|
-
Jun 5th, 2005, 09:46 PM
#1
Thread Starter
Frenzied Member
is Replace() faster than Regex.replace() ?
hi all.
I've been implementing regular expressions throughout my project this week, and I've been surprised by how much faster it processes string tasks.
But this time I found one where Replace is working much faster.
I have an array of 5000 different characters that will be replaced by 5000 other characters.
The loop looks like:
VB Code:
For t = 1 To 5000
'strText = Replace(strText, Old(t), New(t))
'strText = strText.Replace(Old(t), New(t))
strText = Regex.Replace(strText, Old(t), New(t))
Next
With the first replace, it's a bit slow (1 minute for a 1mb document)

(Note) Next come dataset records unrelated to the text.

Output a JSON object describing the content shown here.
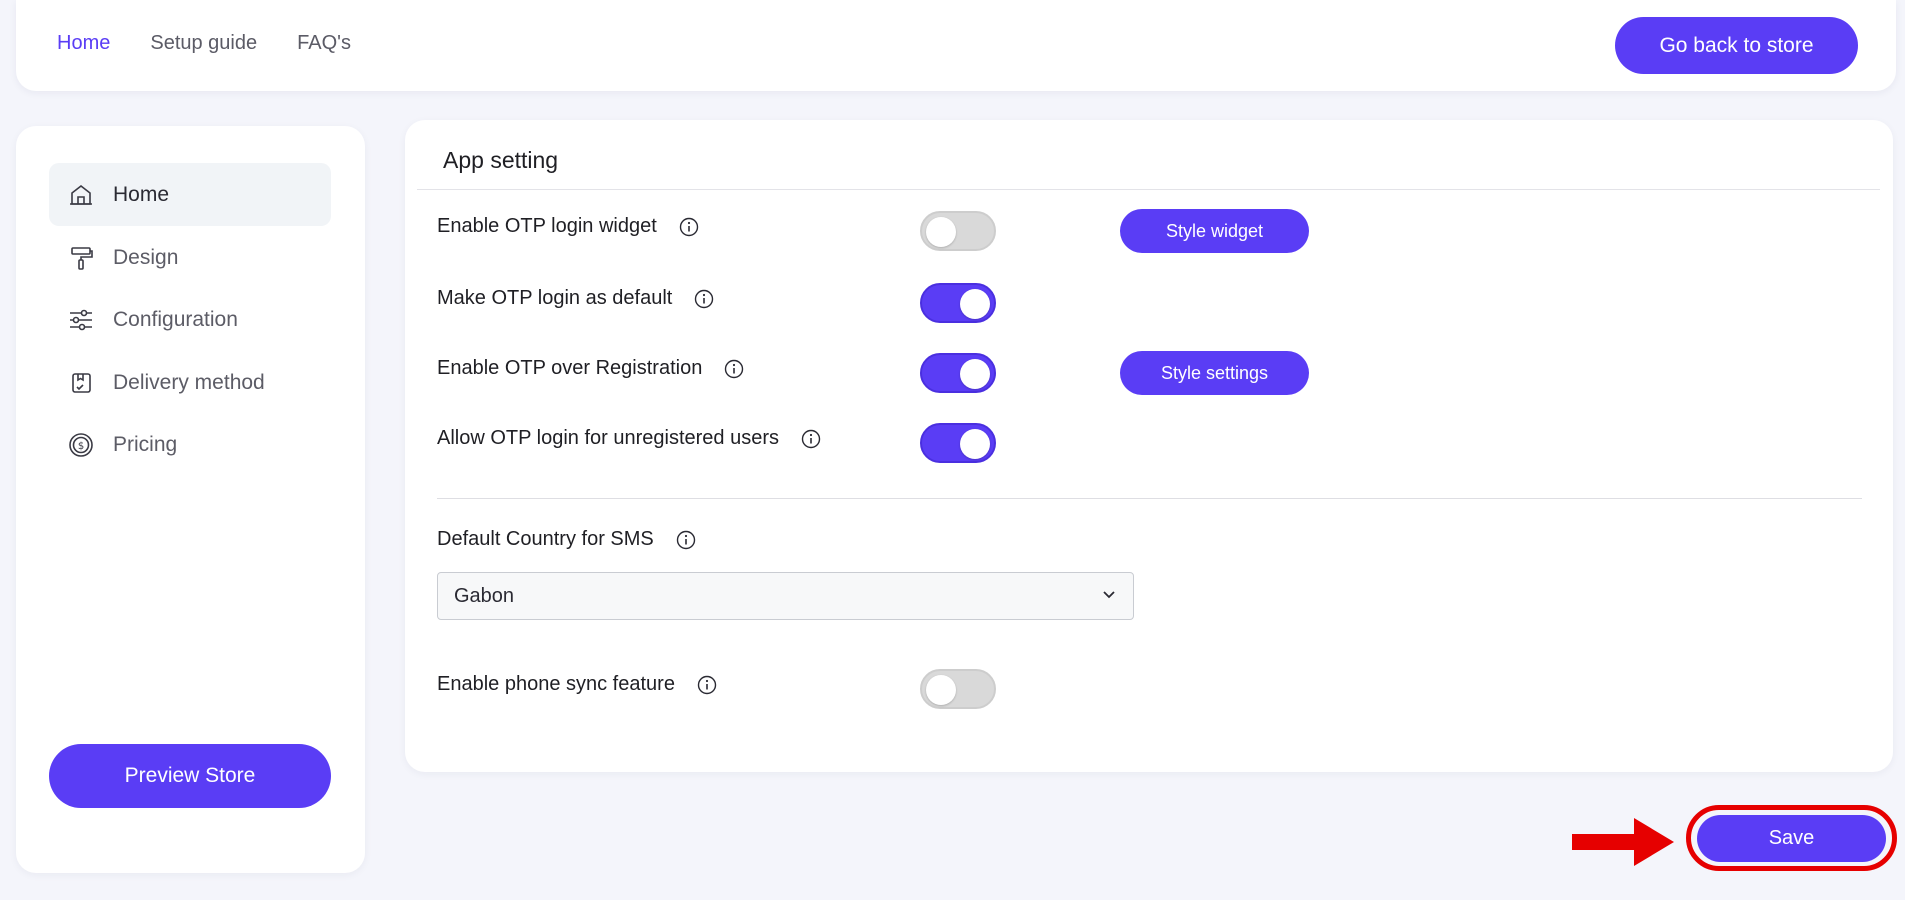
{
  "topnav": {
    "items": [
      "Home",
      "Setup guide",
      "FAQ's"
    ],
    "active": "Home",
    "back_button": "Go back to store"
  },
  "sidebar": {
    "items": [
      {
        "label": "Home",
        "icon": "home-icon",
        "active": true
      },
      {
        "label": "Design",
        "icon": "paint-roller-icon",
        "active": false
      },
      {
        "label": "Configuration",
        "icon": "sliders-icon",
        "active": false
      },
      {
        "label": "Delivery method",
        "icon": "delivery-box-icon",
        "active": false
      },
      {
        "label": "Pricing",
        "icon": "dollar-coin-icon",
        "active": false
      }
    ],
    "preview_button": "Preview Store"
  },
  "panel": {
    "title": "App setting",
    "settings": [
      {
        "label": "Enable OTP login widget",
        "enabled": false,
        "button": "Style widget"
      },
      {
        "label": "Make OTP login as default",
        "enabled": true
      },
      {
        "label": "Enable OTP over Registration",
        "enabled": true,
        "button": "Style settings"
      },
      {
        "label": "Allow OTP login for unregistered users",
        "enabled": true
      }
    ],
    "country": {
      "label": "Default Country for SMS",
      "selected": "Gabon"
    },
    "phone_sync": {
      "label": "Enable phone sync feature",
      "enabled": false
    }
  },
  "save_button": "Save",
  "colors": {
    "accent": "#5a3df5",
    "highlight": "#e60000",
    "background": "#f4f5fb"
  }
}
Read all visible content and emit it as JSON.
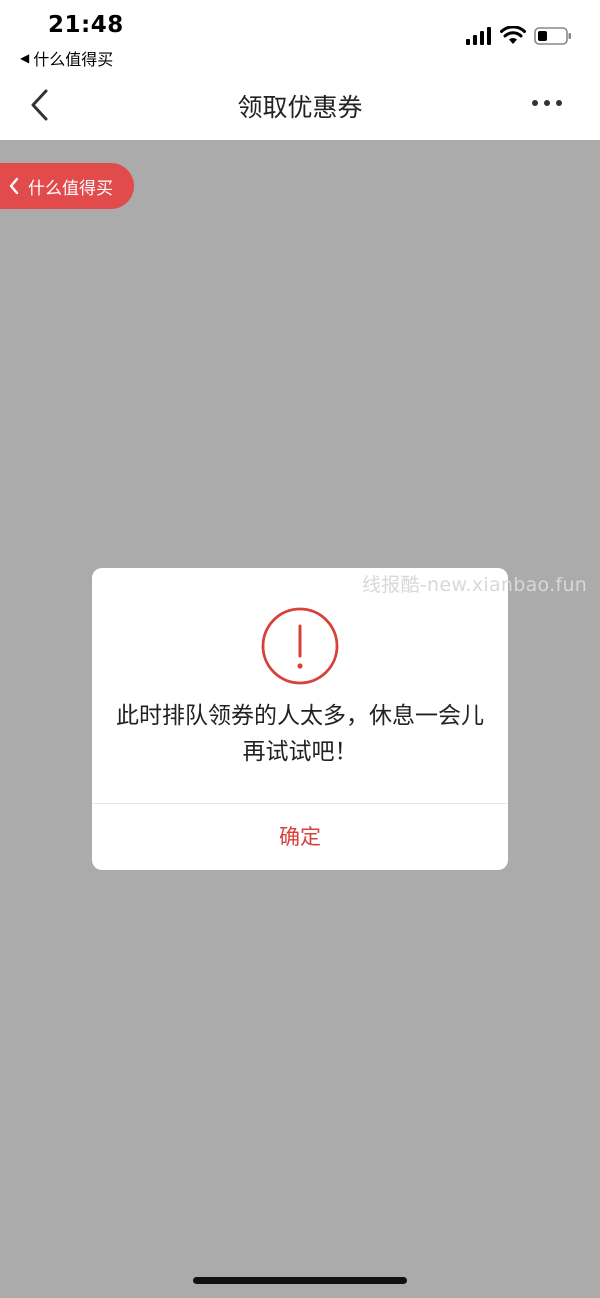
{
  "status_bar": {
    "time": "21:48",
    "back_app_label": "什么值得买"
  },
  "nav": {
    "title": "领取优惠券"
  },
  "float_back": {
    "label": "什么值得买"
  },
  "watermark": "线报酷-new.xianbao.fun",
  "dialog": {
    "message": "此时排队领券的人太多，休息一会儿再试试吧！",
    "confirm_label": "确定"
  },
  "colors": {
    "accent": "#e24b4b",
    "overlay": "#ababab"
  }
}
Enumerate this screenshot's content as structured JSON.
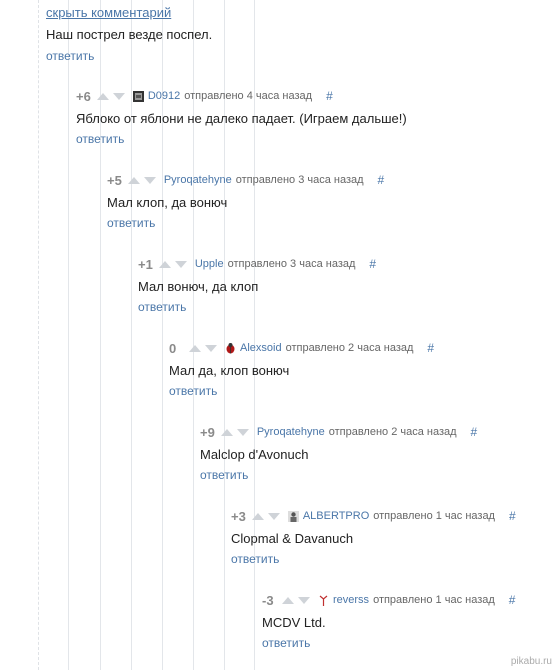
{
  "top": {
    "hide_link": "скрыть комментарий",
    "text": "Наш пострел везде поспел.",
    "reply": "ответить"
  },
  "comments": [
    {
      "rating": "+6",
      "author": "D0912",
      "sent": "отправлено 4 часа назад",
      "hash": "#",
      "text": "Яблоко от яблони не далеко падает. (Играем дальше!)",
      "reply": "ответить",
      "avatar_icon": "avatar-image-icon"
    },
    {
      "rating": "+5",
      "author": "Pyroqatehyne",
      "sent": "отправлено 3 часа назад",
      "hash": "#",
      "text": "Мал клоп, да вонюч",
      "reply": "ответить"
    },
    {
      "rating": "+1",
      "author": "Upple",
      "sent": "отправлено 3 часа назад",
      "hash": "#",
      "text": "Мал вонюч, да клоп",
      "reply": "ответить"
    },
    {
      "rating": "0",
      "author": "Alexsoid",
      "sent": "отправлено 2 часа назад",
      "hash": "#",
      "text": "Мал да, клоп вонюч",
      "reply": "ответить",
      "avatar_icon": "red-bug-icon"
    },
    {
      "rating": "+9",
      "author": "Pyroqatehyne",
      "sent": "отправлено 2 часа назад",
      "hash": "#",
      "text": "Malclop d'Avonuch",
      "reply": "ответить"
    },
    {
      "rating": "+3",
      "author": "ALBERTPRO",
      "sent": "отправлено 1 час назад",
      "hash": "#",
      "text": "Clopmal & Davanuch",
      "reply": "ответить",
      "avatar_icon": "gray-figure-icon"
    },
    {
      "rating": "-3",
      "author": "reverss",
      "sent": "отправлено 1 час назад",
      "hash": "#",
      "text": "MCDV Ltd.",
      "reply": "ответить",
      "avatar_icon": "red-tool-icon"
    }
  ],
  "watermark": "pikabu.ru",
  "colors": {
    "link": "#4a76a8",
    "rating": "#8a8a8a",
    "arrow": "#cfd3d8"
  }
}
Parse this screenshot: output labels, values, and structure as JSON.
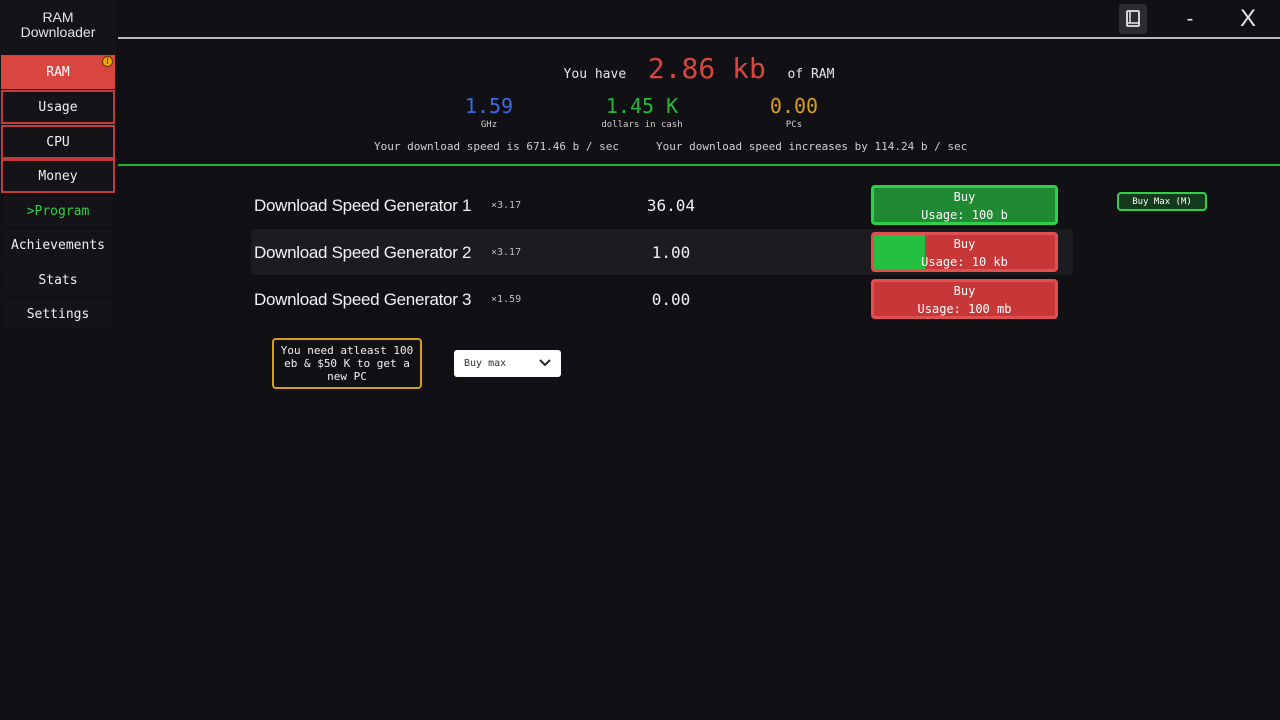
{
  "app": {
    "title_line1": "RAM",
    "title_line2": "Downloader"
  },
  "sidebar": {
    "items": [
      {
        "label": "RAM"
      },
      {
        "label": "Usage"
      },
      {
        "label": "CPU"
      },
      {
        "label": "Money"
      },
      {
        "label": ">Program"
      },
      {
        "label": "Achievements"
      },
      {
        "label": "Stats"
      },
      {
        "label": "Settings"
      }
    ]
  },
  "window": {
    "minimize_label": "-",
    "close_label": "X"
  },
  "summary": {
    "prefix": "You have",
    "ram_value": "2.86 kb",
    "suffix": "of RAM",
    "ghz_value": "1.59",
    "ghz_label": "GHz",
    "cash_value": "1.45 K",
    "cash_label": "dollars in cash",
    "pcs_value": "0.00",
    "pcs_label": "PCs",
    "speed_text": "Your download speed is 671.46 b / sec",
    "increase_text": "Your download speed increases by 114.24 b / sec"
  },
  "generators": [
    {
      "name": "Download Speed Generator 1",
      "multiplier": "×3.17",
      "count": "36.04",
      "buy_label": "Buy",
      "cost": "Usage: 100 b",
      "affordable": true,
      "progress": 1.0
    },
    {
      "name": "Download Speed Generator 2",
      "multiplier": "×3.17",
      "count": "1.00",
      "buy_label": "Buy",
      "cost": "Usage: 10 kb",
      "affordable": false,
      "progress": 0.28
    },
    {
      "name": "Download Speed Generator 3",
      "multiplier": "×1.59",
      "count": "0.00",
      "buy_label": "Buy",
      "cost": "Usage: 100 mb",
      "affordable": false,
      "progress": 0.0
    }
  ],
  "buy_max_m": "Buy Max (M)",
  "new_pc": {
    "text": "You need atleast 100 eb & $50 K to get a new PC"
  },
  "buy_mode": {
    "selected": "Buy max"
  },
  "colors": {
    "accent_red": "#d9463f",
    "accent_green": "#2fcf4b",
    "cash_green": "#25b83d",
    "ghz_blue": "#3c6de0",
    "pc_gold": "#d69e1f"
  }
}
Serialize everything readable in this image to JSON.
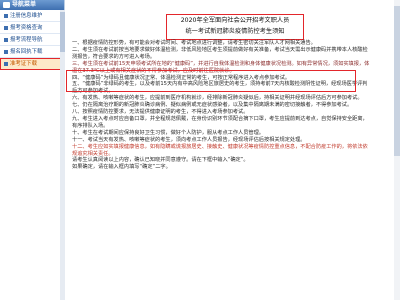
{
  "sidebar": {
    "title": "导航菜单",
    "items": [
      {
        "label": "注册信息维护"
      },
      {
        "label": "报考资格查询"
      },
      {
        "label": "报考流程导航"
      },
      {
        "label": "报名回执下载"
      },
      {
        "label": "准考证下载"
      }
    ]
  },
  "doc": {
    "title_line1": "2020年全军面向社会公开招考文职人员",
    "title_line2": "统一考试新冠肺炎疫情防控考生须知",
    "paragraphs": [
      "一、根据疫情防控形势，有可能会对考试时间、考试地点进行调整，请考生密切关注军队人才网相关通告。",
      "二、考生须在考试前按当地要求做好体温检测，非低风险地区考生须提前做好有关准备，考试当天需出示健康码并携带本人核酸检测报告，符合要求的方可进入考场。",
      "三、考生须在考试前15天申领考试所在地的“健康码”，并进行自我体温检测和身体健康状况检测。如有异常情况，须如实填报，体温在37.3℃以上或有相关症状的不得参加考试，应及时前往医院就诊。",
      "四、“健康码”为绿码且健康状况正常、体温检测正常的考生，可按正常程序进入考点参加考试。",
      "五、“健康码”非绿码的考生，以及考前15天内有中高风险地区旅居史的考生，须持考前7天内核酸检测阴性证明，经现场医学评判后方可参加考试。",
      "六、有发热、咳嗽等症状的考生，应提前到医疗机构就诊，经排除新冠肺炎疑似后，持相关证明并经现场评估后方可参加考试。",
      "七、仍在隔离治疗期的新冠肺炎确诊病例、疑似病例或无症状感染者，以及集中隔离期未满的密切接触者，不得参加考试。",
      "八、按照疫情防控要求，无法提供健康证明的考生，不得进入考场参加考试。",
      "九、考生进入考点时应自备口罩，并全程规范佩戴，在身份识别环节须配合摘下口罩，考生应提前到达考点，自觉保持安全距离，有序排队入场。",
      "十、考生在考试期间应保持良好卫生习惯，做好个人防护，服从考点工作人员管理。",
      "十一、考试当天有发热、咳嗽等症状的考生，须向考点工作人员报告，经现场评估后按相关规定处理。",
      "十二、考生应如实填报健康信息，如有隐瞒或谎报旅居史、接触史、健康状况等疫情防控重点信息，不配合防疫工作的，将依法依规追究相关责任。",
      "请考生认真阅读以上内容，确认已知晓并同意遵守。请在下框中输入“确定”。",
      "如果确定，请在输入框内填写“确定”二字。"
    ]
  },
  "colors": {
    "annotation": "#e3262b",
    "nav_accent": "#3e6fb0",
    "active_bg": "#fde9c9"
  }
}
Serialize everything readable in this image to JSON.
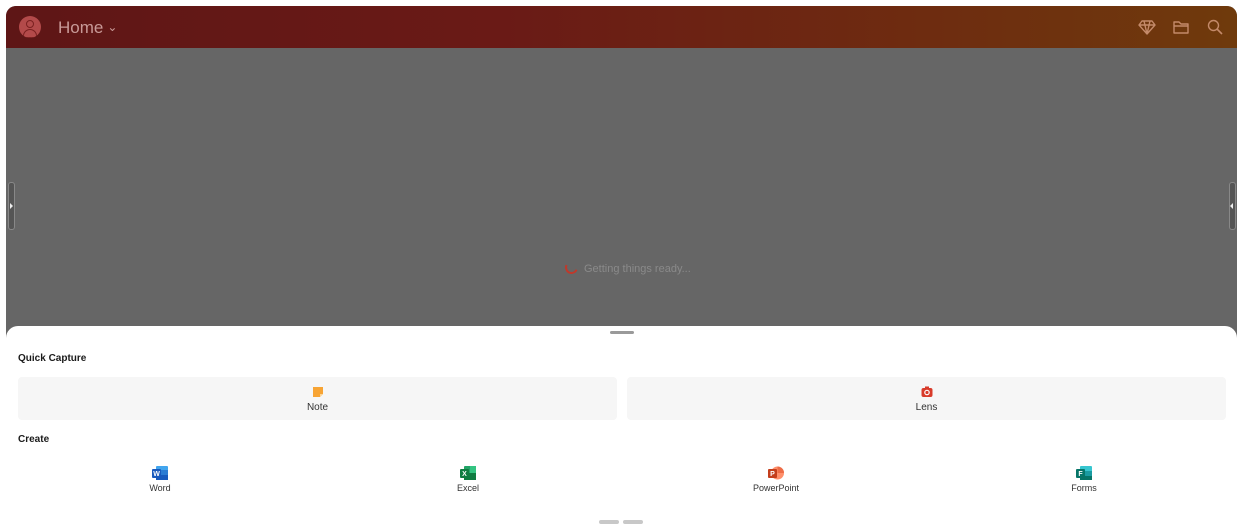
{
  "header": {
    "title": "Home",
    "accent_colors": [
      "#5e1616",
      "#6f3a0c"
    ],
    "icons": [
      "avatar-icon",
      "chevron-down-icon",
      "premium-diamond-icon",
      "folder-icon",
      "search-icon"
    ]
  },
  "main": {
    "loading_text": "Getting things ready..."
  },
  "sheet": {
    "quick_capture": {
      "title": "Quick Capture",
      "items": [
        {
          "label": "Note",
          "icon": "sticky-note-icon",
          "color": "#f7a434"
        },
        {
          "label": "Lens",
          "icon": "camera-icon",
          "color": "#d83b2a"
        }
      ]
    },
    "create": {
      "title": "Create",
      "items": [
        {
          "label": "Word",
          "icon": "word-icon",
          "color": "#2b579a"
        },
        {
          "label": "Excel",
          "icon": "excel-icon",
          "color": "#217346"
        },
        {
          "label": "PowerPoint",
          "icon": "powerpoint-icon",
          "color": "#d24726"
        },
        {
          "label": "Forms",
          "icon": "forms-icon",
          "color": "#077568"
        }
      ]
    }
  }
}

The second one does the same file in about 20 seconds
but with the Regex.replace, after more than 1 minute, I stop the app and it is on t=240 or so.
Why?
everywhere else I've tried, the regex.replace was faster.
Could it be the character encoding?
Second question....
I am trying to do a regex.replace (different one) where the find string may span across more than one line of text
so I tried:
sText = Regex.Replace(sText, "<ut .+?ut>", "", RegexOptions.Multiline)
but that does not do it.
I tried:
sText = Replace(sText, Chr(10), "")
sText = Replace(sText, Chr(13), "")
sText = Regex.Replace(sText, "<ut .+?ut>", "")
and that does work. But I read that regex could search and replace across lines, and I assumed this parameter was it.
How can I get this to replace when the target Text looks like this:
<ut sdfdssd>fdsfsdfsdfsdfsdfsdfsdfsdf
</ut>dsfsdfsdfsdfsd
?
Thanks
Wengang
Last edited by wengang; Jun 5th, 2005 at 09:53 PM.
Wen Gang, Programmer
VB6, QB, HTML, ASP, VBScript, Visual C++, Java
-
Jun 6th, 2005, 03:03 AM
#2
Re: is Replace() faster than Regex.replace() ?
You should stop using legacy methods like Replace(,,). 
Anyway, Regex is .Net compliant and is a highly sophisticated string processing system, performance is usually good.
Strings are 'immutable' meaning that if you alter a string, then you are actually making a NEW version of that string (with changes) in memory and replacing the old one with it. This is very costly in CPU time and resources. Regex is pretty quick in most cases if you know how to get the best out of it.
Further performance gains my be gotten if you use StringBuilder instead of String to replace characters. StringBuilder objects are not immutable, they are mutable so all changes occur to the same object ... much faster.
I don't live here any more.
-
Jun 6th, 2005, 04:27 AM
#3
Thread Starter
Frenzied Member
Re: is Replace() faster than Regex.replace() ?
I'm trying to make the switch on string methods, just takes getting used to (anyway, conceptually, substring is harder to reason out than right,left, mid)
clearly I'll have to read up on stringbuilder
but can you see the problem I have right now?
The opener and closer for the target string are on different lines and regex is not replacing them
current workaround is:
VB Code:
sText = sText.Replace(Chr(10), "*chr10*")
sText = sText.Replace(Chr(13), "*chr13*")
sText = Regex.Replace(sText, "<ut .+?ut>", "")
sText = sText.Replace("*chr10*", Chr(10))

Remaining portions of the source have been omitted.